Malaysia’s human resource ministry corruption probe presents opportunity for migrant worker system reform
The ongoing investigation into Malaysia’s Human Resource Ministry over allegations of corruption in foreign workers’ recruitment has cast a shadow on Prime Minister Anwar Ibrahim’s government, which came to power after the November 2022 general election on an anti-graft platform. Officers from the Malaysian Anti-Corruption Commission (MACC) have arrested three senior government officials connected to the Human Resource Minister Sivakumar’s office, and Sivakumar was also asked to provide the MACC with a statement.
Since then, Anwar has directed the dismissal of five officers from the Human Resource Ministry involved in the ongoing investigation but has rejected calls from the opposition demanding Sivakumar’s removal from the Cabinet. Anwar has been quoted as saying that unless the MACC finds evidence implicating the minister directly, there is no reason for him to vacate his position reports Channel News Asia.
The corruption probe has presented Anwar with a chance to bring about reforms at the Human Resource Ministry, particularly in the country’s controversial and opaque migrant worker recruitment system that has long attracted corruption.
Malaysia, an export-dependent nation, relies on millions of migrant workers to fill positions in plantation, factory, and service sector jobs. The Department of Statistics states that there are 2.1 million documented foreign workers in Malaysia as of June 2022. The undocumented worker population is, like in any other country, impossible to determine, but the International Organization for Migration places the number as high as 4 million. Together, the migrant worker group makes up approximately 30% of Malaysia’s workforce.
However, the migrant labor system has faced accusations of collusion between politicians, enforcement agencies, recruitment firms, labor brokers, and exploitative employers, as well as forced labor and terrible living conditions. The US State Department has consistently listed Malaysia alongside China and North Korea for making limited progress in eradicating labor trafficking, resulting in export bans on products from the country.

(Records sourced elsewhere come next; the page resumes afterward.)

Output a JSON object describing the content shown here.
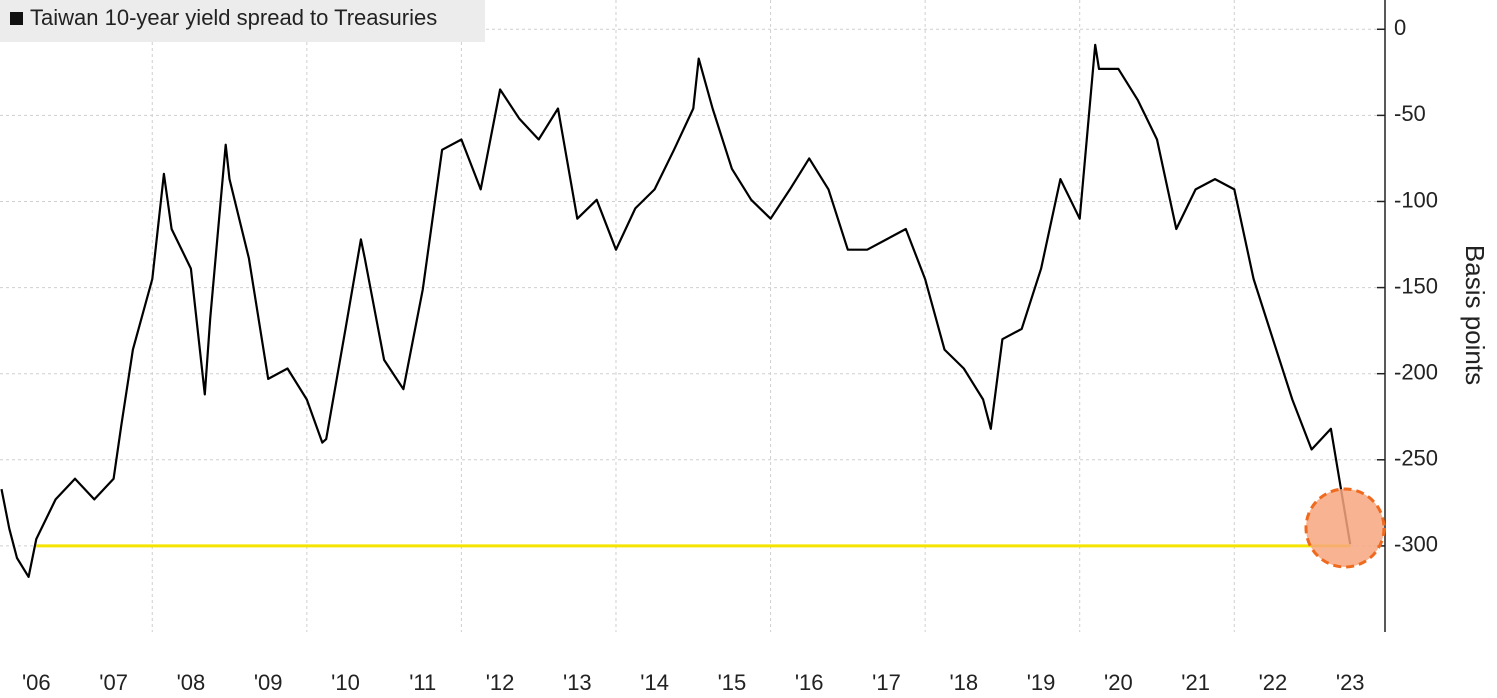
{
  "chart_data": {
    "type": "line",
    "ylabel": "Basis points",
    "x": [
      2006.05,
      2006.15,
      2006.25,
      2006.4,
      2006.5,
      2006.75,
      2007.0,
      2007.25,
      2007.5,
      2007.6,
      2007.75,
      2008.0,
      2008.15,
      2008.25,
      2008.5,
      2008.68,
      2008.75,
      2008.95,
      2009.0,
      2009.25,
      2009.5,
      2009.75,
      2010.0,
      2010.2,
      2010.25,
      2010.5,
      2010.7,
      2010.75,
      2011.0,
      2011.25,
      2011.5,
      2011.75,
      2012.0,
      2012.25,
      2012.5,
      2012.75,
      2013.0,
      2013.25,
      2013.5,
      2013.75,
      2014.0,
      2014.25,
      2014.5,
      2014.75,
      2015.0,
      2015.07,
      2015.25,
      2015.5,
      2015.75,
      2016.0,
      2016.25,
      2016.5,
      2016.75,
      2017.0,
      2017.25,
      2017.5,
      2017.75,
      2018.0,
      2018.25,
      2018.5,
      2018.75,
      2018.85,
      2019.0,
      2019.25,
      2019.5,
      2019.75,
      2020.0,
      2020.2,
      2020.25,
      2020.5,
      2020.75,
      2021.0,
      2021.25,
      2021.5,
      2021.75,
      2022.0,
      2022.25,
      2022.5,
      2022.75,
      2023.0,
      2023.25,
      2023.5
    ],
    "series": [
      {
        "name": "Taiwan 10-year yield spread to Treasuries",
        "color": "#000000",
        "values": [
          -267,
          -290,
          -307,
          -318,
          -296,
          -273,
          -261,
          -273,
          -261,
          -230,
          -186,
          -145,
          -84,
          -116,
          -139,
          -212,
          -168,
          -67,
          -87,
          -133,
          -203,
          -197,
          -215,
          -240,
          -238,
          -174,
          -122,
          -133,
          -192,
          -209,
          -151,
          -70,
          -64,
          -93,
          -35,
          -52,
          -64,
          -46,
          -110,
          -99,
          -128,
          -104,
          -93,
          -70,
          -46,
          -17,
          -46,
          -81,
          -99,
          -110,
          -93,
          -75,
          -93,
          -128,
          -128,
          -122,
          -116,
          -145,
          -186,
          -197,
          -215,
          -232,
          -180,
          -174,
          -139,
          -87,
          -110,
          -9,
          -23,
          -23,
          -41,
          -64,
          -116,
          -93,
          -87,
          -93,
          -145,
          -180,
          -215,
          -244,
          -232,
          -299
        ]
      }
    ],
    "hline": {
      "value": -300,
      "color": "#f5e400"
    },
    "xlim": [
      2006.03,
      2023.95
    ],
    "ylim": [
      -350,
      17
    ],
    "xticks": [
      {
        "value": 2006.5,
        "label": "'06"
      },
      {
        "value": 2007.5,
        "label": "'07"
      },
      {
        "value": 2008.5,
        "label": "'08"
      },
      {
        "value": 2009.5,
        "label": "'09"
      },
      {
        "value": 2010.5,
        "label": "'10"
      },
      {
        "value": 2011.5,
        "label": "'11"
      },
      {
        "value": 2012.5,
        "label": "'12"
      },
      {
        "value": 2013.5,
        "label": "'13"
      },
      {
        "value": 2014.5,
        "label": "'14"
      },
      {
        "value": 2015.5,
        "label": "'15"
      },
      {
        "value": 2016.5,
        "label": "'16"
      },
      {
        "value": 2017.5,
        "label": "'17"
      },
      {
        "value": 2018.5,
        "label": "'18"
      },
      {
        "value": 2019.5,
        "label": "'19"
      },
      {
        "value": 2020.5,
        "label": "'20"
      },
      {
        "value": 2021.5,
        "label": "'21"
      },
      {
        "value": 2022.5,
        "label": "'22"
      },
      {
        "value": 2023.5,
        "label": "'23"
      }
    ],
    "xgrid": [
      2008,
      2010,
      2012,
      2014,
      2016,
      2018,
      2020,
      2022
    ],
    "yticks": [
      0,
      -50,
      -100,
      -150,
      -200,
      -250,
      -300
    ],
    "grid": true
  }
}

“The government is in a unique position to bring a sledgehammer to the current system that is riddled with corruption and has created something that closely resembles some form of modern human slavery,” says Charles Santiago, a three-term former MP and one of Malaysia’s most prominent campaigners pushing for reform in the recruitment of foreign workers.
Since the early 1990s, Malaysia has been recruiting workers from several countries, beginning with Indonesia and the Philippines, before attracting labor from countries such as Myanmar, Vietnam, Nepal, and India. Nevertheless, it is Malaysia’s recruitment of Bangladeshi workers that continues to draw the most criticism and allegations of corruption.

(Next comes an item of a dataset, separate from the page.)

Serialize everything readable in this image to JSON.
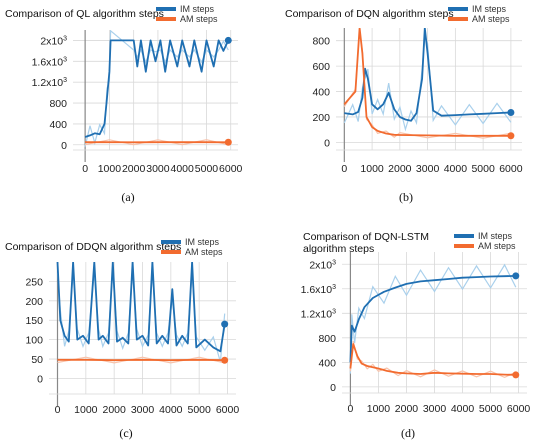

Exporting labor is a big business in Bangladesh, and the connections between the players controlling the foreign recruitment chain in both countries are robust. Over 1,300 registered agents reportedly operate in Bangladesh, and the larger players among them have operations in Malaysia that directly deal with a private entity called Bestinet Sdn Bhd. Bestinet secured exclusive rights in 2013 to operate a foreign worker management system that oversees the movement of workers into Malaysia.
A recruit commonly pays around RM20,000 (US$4,500) to the various players in the complicated recruitment process. The steep fee is mostly paid through loans, immediately locking workers into debt bondage that can only be paid off by working long hours and accepting poor living conditions.
A government-appointed task force set up in 2018 to review foreign worker management found that the entire system was fraught with mismanagement and corruption. Recommendations for a comprehensive overhaul to the Bestinet-managed Foreign Workers Centralised Management System were overshadowed by Malaysia’s subsequent political upheaval, which saw the change of three administrations before Anwar took power in November.
Santiago and other labor reform activists note that the trade is highly lucrative, amounting to several billion dollars annually. “The country is paying too high a price, and nothing short of bringing down the current opaque system and replacing it with a more transparent, straightforward process to recruit workers is needed,” Santiago added.
However, cracking down on Bestinet could prove to be politically challenging for Anwar due to the company’s alleged links with Deputy Prime Minister Ahmad Zahid Hamidi. Press reports have connected Bestinet to Hamidi, who faces charges of alleged corruption in a company involved in providing visas to Nepali workers and tourists from China. Both parties have denied any direct business ties, but political sources note that Bestinet’s major shareholder, Mohamed Amin Abdul Nor, and Hamidi maintain a warm relationship.
Labor reform advocates like Santiago recommend that the government establish a new agency under the Prime Minister’s Office to handle the entire recruitment process transparently while minimizing input from private labor brokers. “A new agency could take as long as one year to get up and running. We need to start somewhere,” Santiago noted.
Taking action against the migrant labor recruitment system will send a clear message that Anwar is serious about implementing reforms, but it will not be easy and will require significant political will. Anwar’s coalition government is constantly grappling with challenges from Malaysia’s spirited opposition. Taking on powerful and entrenched interest groups that control the foreign labor management system will add to his political woes.